Speaking at an industrial-fan factory in Springfield, Trump singled out McCaskill, a Democrat who is up for reelection next year in a state the president won decisively in 2016.

“We must — we have no choice — we must lower our taxes. And your senator, Claire McCaskill, she must do this for you, and if she doesn’t do it for you, you have to vote her out of office,” Trump said to loud applause and whistling from the audience. “She’s got to make that commitment. She’s got to make that commitment. If she doesn’t do it — we just can’t do this anymore with the obstruction and the obstructionists.”

Ethics experts said the main issue raised by the president’s comments is whether he was ad-libbing or whether White House aides planned for him to urge McCaskill’s defeat..

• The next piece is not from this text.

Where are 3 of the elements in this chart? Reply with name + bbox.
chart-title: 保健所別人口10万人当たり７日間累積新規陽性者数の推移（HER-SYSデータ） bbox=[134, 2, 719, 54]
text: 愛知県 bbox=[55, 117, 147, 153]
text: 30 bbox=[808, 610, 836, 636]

In case you’re in doubt about whether or not Trump’s partisan jibes overstepped the line, bear in mind that taxpayers paid for him to come here and dishonestly take out after a senator from the opposite party, a senator moreover who’s made it clear that she’s willing and eager to participate in a discussion of real tax reform, as long as it’s really a cooperative process, rather than simply an invitation to mindlessly rubber stamp proposals that reflect the desires of those rich folks who serve to profit most.

What should McCaskill do in response to this unprovoked attack from the Republican’s president? It’s not always effective to respond to slime with a shovel – especially when the slime machine’s so hyperactive. But it occurs to me that there’s an available and potentially effective “shovel” that might fit right into McCaskill’s persona as a lawmaker who always watches out for her constituents’ fiscal interests.

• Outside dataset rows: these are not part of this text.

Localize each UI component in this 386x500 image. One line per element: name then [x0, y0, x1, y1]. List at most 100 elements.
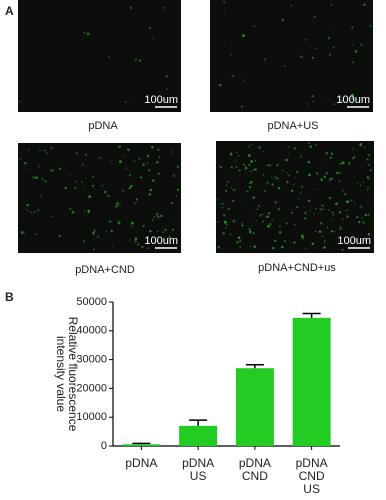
fluorescent-speck [304, 211, 307, 215]
fluorescent-speck [247, 154, 251, 157]
fluorescent-speck [259, 213, 262, 216]
fluorescent-speck [332, 213, 335, 217]
fluorescent-speck [341, 99, 345, 103]
fluorescent-speck [137, 243, 140, 246]
fluorescent-speck [251, 144, 253, 146]
fluorescent-speck [157, 215, 160, 218]
fluorescent-speck [343, 193, 347, 196]
fluorescent-speck [147, 169, 151, 172]
fluorescent-speck [338, 179, 341, 183]
fluorescent-speck [266, 181, 269, 184]
fluorescent-speck [248, 228, 251, 231]
fluorescent-speck [97, 235, 100, 239]
fluorescent-speck [248, 164, 251, 166]
fluorescent-speck [158, 156, 161, 159]
fluorescent-speck [135, 58, 137, 61]
fluorescent-speck [147, 247, 150, 250]
bar [292, 317, 331, 446]
fluorescent-speck [255, 213, 257, 215]
fluorescent-speck [322, 235, 324, 237]
fluorescent-speck [356, 182, 359, 185]
fluorescent-speck [39, 194, 42, 197]
fluorescent-speck [271, 219, 274, 222]
fluorescent-speck [278, 231, 282, 234]
fluorescent-speck [125, 167, 127, 170]
fluorescent-speck [366, 188, 369, 191]
fluorescent-speck [234, 160, 237, 163]
fluorescent-speck [352, 61, 354, 64]
fluorescent-speck [277, 186, 281, 190]
fluorescent-speck [309, 145, 313, 148]
fluorescent-speck [367, 213, 370, 216]
bar [179, 425, 218, 446]
fluorescent-speck [269, 223, 272, 226]
fluorescent-speck [240, 105, 243, 108]
fluorescent-speck [341, 161, 345, 165]
fluorescent-speck [262, 213, 264, 216]
fluorescent-speck [367, 154, 370, 157]
fluorescent-speck [41, 178, 44, 181]
fluorescent-speck [87, 209, 90, 213]
fluorescent-speck [291, 211, 293, 214]
image-caption: pDNA [88, 120, 118, 132]
fluorescent-speck [20, 231, 24, 234]
fluorescent-speck [138, 59, 142, 62]
fluorescent-speck [283, 65, 286, 67]
fluorescent-speck [44, 180, 47, 183]
fluorescent-speck [341, 189, 344, 191]
fluorescent-speck [253, 25, 256, 27]
fluorescent-speck [232, 188, 236, 192]
fluorescent-speck [248, 145, 250, 148]
fluorescent-speck [221, 206, 224, 209]
fluorescent-speck [325, 151, 328, 155]
fluorescent-speck [353, 202, 356, 205]
fluorescent-speck [364, 239, 368, 242]
fluorescent-speck [157, 148, 160, 151]
fluorescent-speck [142, 225, 145, 227]
bar [235, 368, 274, 446]
fluorescent-speck [134, 202, 136, 204]
fluorescent-speck [263, 58, 266, 61]
fluorescent-speck [250, 180, 253, 184]
fluorescent-speck [272, 246, 275, 250]
fluorescent-speck [283, 240, 286, 243]
fluorescent-speck [281, 18, 285, 22]
fluorescent-speck [367, 233, 370, 235]
fluorescent-speck [351, 93, 354, 97]
fluorescent-speck [328, 196, 332, 200]
fluorescent-speck [110, 161, 112, 163]
fluorescent-speck [24, 162, 27, 165]
fluorescent-speck [331, 211, 334, 214]
fluorescent-speck [80, 180, 83, 183]
fluorescent-speck [369, 168, 372, 172]
fluorescent-speck [351, 26, 354, 29]
fluorescent-speck [359, 205, 363, 208]
fluorescent-speck [280, 245, 284, 249]
fluorescent-speck [295, 176, 297, 179]
fluorescent-speck [328, 53, 331, 57]
fluorescent-speck [156, 160, 159, 164]
fluorescent-speck [110, 229, 113, 233]
fluorescent-speck [328, 209, 330, 212]
fluorescent-speck [271, 183, 274, 186]
fluorescent-speck [366, 176, 370, 179]
fluorescent-speck [248, 230, 252, 234]
fluorescent-speck [111, 244, 114, 247]
fluorescent-speck [320, 208, 323, 211]
fluorescent-speck [100, 157, 102, 159]
fluorescent-speck [236, 151, 238, 154]
fluorescent-speck [105, 230, 108, 233]
fluorescent-speck [151, 218, 155, 222]
scale-bar-label: 100um [144, 235, 178, 247]
fluorescent-speck [219, 83, 222, 87]
fluorescent-speck [321, 204, 325, 207]
fluorescent-speck [165, 75, 168, 78]
fluorescent-speck [129, 239, 131, 241]
fluorescent-speck [84, 153, 87, 156]
fluorescent-speck [230, 54, 232, 56]
fluorescent-speck [271, 176, 273, 178]
fluorescent-speck [363, 146, 366, 148]
fluorescent-speck [149, 229, 152, 233]
micrograph [210, 0, 373, 112]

Ask yourself who, off the top of your head, really needs to have his fiscal shenanigans spotlighted right now? If you said Donald Trump, give yourself an “A.”

Trump, among other abuses, has beggared the Secret Service with his regular $3 million weekend retreats to his own luxury hotels. And a big part of that $3 million in taxpayer cash flows straight into Trump’s own pocket since he’s declined to comp the Secret Service accommodations in return for the free protection he and his family receives. Wouldn’t that be the least that a man who claims to be a billionaire could do if he really has to spend almost every weekend at his own properties? And I may add that he takes these golfing weekends away in spite of the fine, big, white house the taxpayers have loaned him, a house where nobody has to pay extra for his protection.

If this isn’t an abuse that needs to checked, I don’t know what is.

What’s more, some intrepid lawmakers agree and are on the ball. Rep. Adam Schiff (D-CA) has introduced an amendment to the 2018 spending bill that would prohibit allocations to the Secret Service from being used to ” purchase, rent, or otherwise acquire goods or services, including hotel rooms, office space, or golf carts, from entities that are owned or operated by the President or the immediate family of the President.” And Schiff isn’t the only member of the House who’s appalled by Trump’s cavalier appropriation of federal money for himself: Rep. Steven Cohen (D-Tenn.) introduced sixteen appropriations amendments that would “prohibit federal spending at Trump-owned hotels, resorts and other Trump-owned businesses.” No more tax-money going to further enrich America’s wealthiest and – incidentally? -most corrupt President.

Seems to me that this and other fiscal abuses by the president – of which there are many – might be an excellent focus for hearings in the Senate, not to mention a profitable way for our fiscally-excited Senator McCaskill to deploy her energies. At the very least, she could start lending her vocal support to the House’s efforts to rein in Trump’s corruption. After all, nobody can work that fiscal shovel like Claire McCaskill.

Of course, as constitutional law professor Jacob Weisberg observed in a Slate interview, the best way to deal with presidential corruption is impeachment. Although impeachment has to originate in the House, McCaskill might profit from keeping the possibility in mind. Even though she’s tried to make it clear to pinkish citizens of red state Missouri that she doesn’t intend to “fight” the president, the time might come when fighting for Missourians means doing just that. And, of course, he’s already thrown the first punch; it might be time to see what kind of counter-punches our Senator is capable of delivering.